Seminar seeks to shine spotlight on mercury-linked Minamata disease
Kyodo 07 September 2016 | Keiji Hirano
Victims, researchers and academics will on Saturday gather in Bangkok for a seminar marking the 60th anniversary since the discovery of mercury poisoning malady Minamata disease.
To be held at Chulalongkorn University, speakers will include Shinobu Sakamoto, a Kumamoto Prefecture native who contracted Minamata disease, which paralyzes the central nervous system and causes birth defects, in the womb.
“We expect Thai people to know much more about Minamata disease and to be more aware of the necessity for mercury use regulation through this seminar,” said Yoichi Tani, a senior staff member at the Collaboration Center for Minamata Disease Victims.
Sakamoto was born in Minamata in 1956, around the time a public health center in the small coastal city in Kumamoto Prefecture received a report from a local doctor that four people had unexplained neurological disorders.
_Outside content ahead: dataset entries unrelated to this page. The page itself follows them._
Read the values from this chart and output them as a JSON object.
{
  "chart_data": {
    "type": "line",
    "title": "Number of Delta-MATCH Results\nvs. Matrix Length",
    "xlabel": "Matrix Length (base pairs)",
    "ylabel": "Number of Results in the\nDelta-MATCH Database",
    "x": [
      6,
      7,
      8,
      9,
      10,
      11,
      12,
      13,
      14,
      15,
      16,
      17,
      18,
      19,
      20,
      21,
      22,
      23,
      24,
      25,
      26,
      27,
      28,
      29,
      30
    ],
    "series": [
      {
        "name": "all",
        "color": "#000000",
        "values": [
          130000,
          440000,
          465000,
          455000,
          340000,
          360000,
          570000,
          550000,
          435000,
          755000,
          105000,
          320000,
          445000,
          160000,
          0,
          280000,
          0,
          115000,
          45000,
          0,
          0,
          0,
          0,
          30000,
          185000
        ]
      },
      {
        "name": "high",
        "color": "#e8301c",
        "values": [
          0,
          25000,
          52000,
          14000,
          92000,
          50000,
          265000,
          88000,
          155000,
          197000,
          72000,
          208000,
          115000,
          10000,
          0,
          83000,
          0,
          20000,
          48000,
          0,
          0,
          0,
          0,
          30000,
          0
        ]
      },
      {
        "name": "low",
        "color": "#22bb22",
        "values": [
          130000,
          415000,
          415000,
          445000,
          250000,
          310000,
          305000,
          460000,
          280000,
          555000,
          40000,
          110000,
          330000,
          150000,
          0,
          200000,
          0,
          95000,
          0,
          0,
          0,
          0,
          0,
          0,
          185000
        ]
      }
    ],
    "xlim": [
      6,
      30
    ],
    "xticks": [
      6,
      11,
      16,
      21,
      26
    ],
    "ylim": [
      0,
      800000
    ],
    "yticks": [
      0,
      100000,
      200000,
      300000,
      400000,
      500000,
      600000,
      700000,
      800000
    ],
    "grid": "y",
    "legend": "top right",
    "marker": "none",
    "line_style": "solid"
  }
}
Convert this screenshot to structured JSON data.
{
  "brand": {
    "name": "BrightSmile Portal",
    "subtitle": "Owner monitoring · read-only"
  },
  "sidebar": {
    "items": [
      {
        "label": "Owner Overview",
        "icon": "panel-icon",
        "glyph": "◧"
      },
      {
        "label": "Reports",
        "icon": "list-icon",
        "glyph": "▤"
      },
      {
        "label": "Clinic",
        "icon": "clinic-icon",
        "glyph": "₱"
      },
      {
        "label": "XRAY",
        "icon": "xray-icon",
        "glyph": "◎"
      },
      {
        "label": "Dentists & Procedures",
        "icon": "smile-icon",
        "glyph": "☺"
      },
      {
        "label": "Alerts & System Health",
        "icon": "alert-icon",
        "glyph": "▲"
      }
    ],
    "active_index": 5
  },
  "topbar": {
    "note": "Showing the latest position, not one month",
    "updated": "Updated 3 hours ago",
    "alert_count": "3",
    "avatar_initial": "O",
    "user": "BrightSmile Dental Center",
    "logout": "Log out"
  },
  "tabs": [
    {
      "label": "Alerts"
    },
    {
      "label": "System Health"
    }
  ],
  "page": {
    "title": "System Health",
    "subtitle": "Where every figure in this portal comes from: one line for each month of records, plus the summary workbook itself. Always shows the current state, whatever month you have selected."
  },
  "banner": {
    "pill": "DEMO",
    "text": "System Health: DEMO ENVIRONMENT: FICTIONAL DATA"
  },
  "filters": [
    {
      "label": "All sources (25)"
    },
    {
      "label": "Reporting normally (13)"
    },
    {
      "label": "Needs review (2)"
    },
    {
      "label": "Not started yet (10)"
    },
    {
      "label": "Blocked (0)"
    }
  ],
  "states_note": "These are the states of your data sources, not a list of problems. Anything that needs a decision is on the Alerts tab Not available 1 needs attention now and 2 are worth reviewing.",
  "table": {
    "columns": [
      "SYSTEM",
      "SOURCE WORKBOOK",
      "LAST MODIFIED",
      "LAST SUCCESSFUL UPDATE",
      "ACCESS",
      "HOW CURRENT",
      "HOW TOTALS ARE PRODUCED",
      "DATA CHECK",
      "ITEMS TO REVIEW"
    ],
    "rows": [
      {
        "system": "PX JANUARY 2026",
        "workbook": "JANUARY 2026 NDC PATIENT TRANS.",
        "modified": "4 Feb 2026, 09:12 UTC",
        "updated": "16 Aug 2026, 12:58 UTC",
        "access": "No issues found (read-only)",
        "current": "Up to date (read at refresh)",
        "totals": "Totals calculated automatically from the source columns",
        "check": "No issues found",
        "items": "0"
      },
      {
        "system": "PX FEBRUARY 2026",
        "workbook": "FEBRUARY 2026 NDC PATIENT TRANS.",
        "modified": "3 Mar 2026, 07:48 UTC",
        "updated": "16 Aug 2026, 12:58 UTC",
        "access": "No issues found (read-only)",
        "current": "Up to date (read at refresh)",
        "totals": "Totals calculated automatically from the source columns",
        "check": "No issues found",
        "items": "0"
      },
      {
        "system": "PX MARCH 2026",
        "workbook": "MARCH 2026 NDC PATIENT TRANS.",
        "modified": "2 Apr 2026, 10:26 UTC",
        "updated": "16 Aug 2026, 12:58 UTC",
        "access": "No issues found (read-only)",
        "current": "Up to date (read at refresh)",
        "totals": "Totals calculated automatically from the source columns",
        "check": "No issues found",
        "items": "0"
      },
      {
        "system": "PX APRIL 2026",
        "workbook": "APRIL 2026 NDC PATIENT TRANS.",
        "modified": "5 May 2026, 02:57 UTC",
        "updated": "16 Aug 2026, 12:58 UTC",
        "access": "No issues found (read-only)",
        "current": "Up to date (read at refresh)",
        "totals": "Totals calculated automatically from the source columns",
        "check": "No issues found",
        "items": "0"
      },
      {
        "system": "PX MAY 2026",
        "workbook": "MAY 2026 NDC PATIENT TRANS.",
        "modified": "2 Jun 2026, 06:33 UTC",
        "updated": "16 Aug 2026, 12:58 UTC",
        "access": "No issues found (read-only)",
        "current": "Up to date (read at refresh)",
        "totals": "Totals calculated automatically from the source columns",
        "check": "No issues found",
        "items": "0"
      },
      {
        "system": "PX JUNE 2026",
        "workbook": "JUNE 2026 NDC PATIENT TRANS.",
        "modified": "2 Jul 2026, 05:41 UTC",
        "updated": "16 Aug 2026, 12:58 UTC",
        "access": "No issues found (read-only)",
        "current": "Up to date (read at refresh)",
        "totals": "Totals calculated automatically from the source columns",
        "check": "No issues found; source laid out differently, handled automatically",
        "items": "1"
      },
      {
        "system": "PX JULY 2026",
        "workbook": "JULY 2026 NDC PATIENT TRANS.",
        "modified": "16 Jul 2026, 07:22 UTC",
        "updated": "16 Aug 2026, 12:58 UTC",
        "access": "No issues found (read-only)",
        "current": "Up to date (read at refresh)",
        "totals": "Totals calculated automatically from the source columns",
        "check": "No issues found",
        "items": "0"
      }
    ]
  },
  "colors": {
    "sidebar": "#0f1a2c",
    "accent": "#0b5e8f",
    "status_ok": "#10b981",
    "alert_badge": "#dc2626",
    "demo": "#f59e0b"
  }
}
It was later considered to be when Minamata disease was first recognized.
Sakamoto has repeatedly said her life overlaps the history of the ailment, which chemical maker Chisso Corp. was found to have caused by dumping industrial waste into Minamata Bay.
At the seminar, Sakamoto will discuss her experience visiting Sweden and Vietnam to talk about her life as a Minamata disease patient, according to Tani.
From the academic side, researchers from Kumamoto Gakuen University will present their findings.
Among them is Masanori Hanada, director of the university’s Open Research Center for Minamata Studies, who will give a lecture titled “Lessons from the History of Minamata Disease and Current Challenges in the International Community.”
“The problem is that comprehensive studies on Minamata disease have not yet been conducted,” Hanada said, indicating the whole picture of the disease, including the actual number of victims, remains unresolved, while the criteria for recognizing people with Minamata disease is still in dispute. Several damages suits are also still pending.
The center has provided Minamata studies courses since 2002, with the aim of passing on lessons about the disease by inviting people such as teachers, lawyers, administrators, journalists and patients to the classroom.
The upcoming seminar has been organized in cooperation with Chulalongkorn University’s Center for Peace and Conflict Studies, which has finalized a research partnership with the Open Research Center for Minamata Studies at Kumamoto Gakuen University, according to Hanada.
Sakamoto, Tani and other participants in the seminar will also visit Thai health authorities on Monday to push for mercury use regulation, Tani said.
The Japanese government recognized Minamata disease as a pollution-caused disease in September 1968.
However, only about 3,000 of more than 33,700 applicants have been officially recognized as having Minamata disease in Kumamoto and neighboring Kagoshima prefectures as well as Niigata Prefecture, where a similar pollution-caused disease was confirmed in 1965, caused by wastewater from a Showa Denko K.K. plant.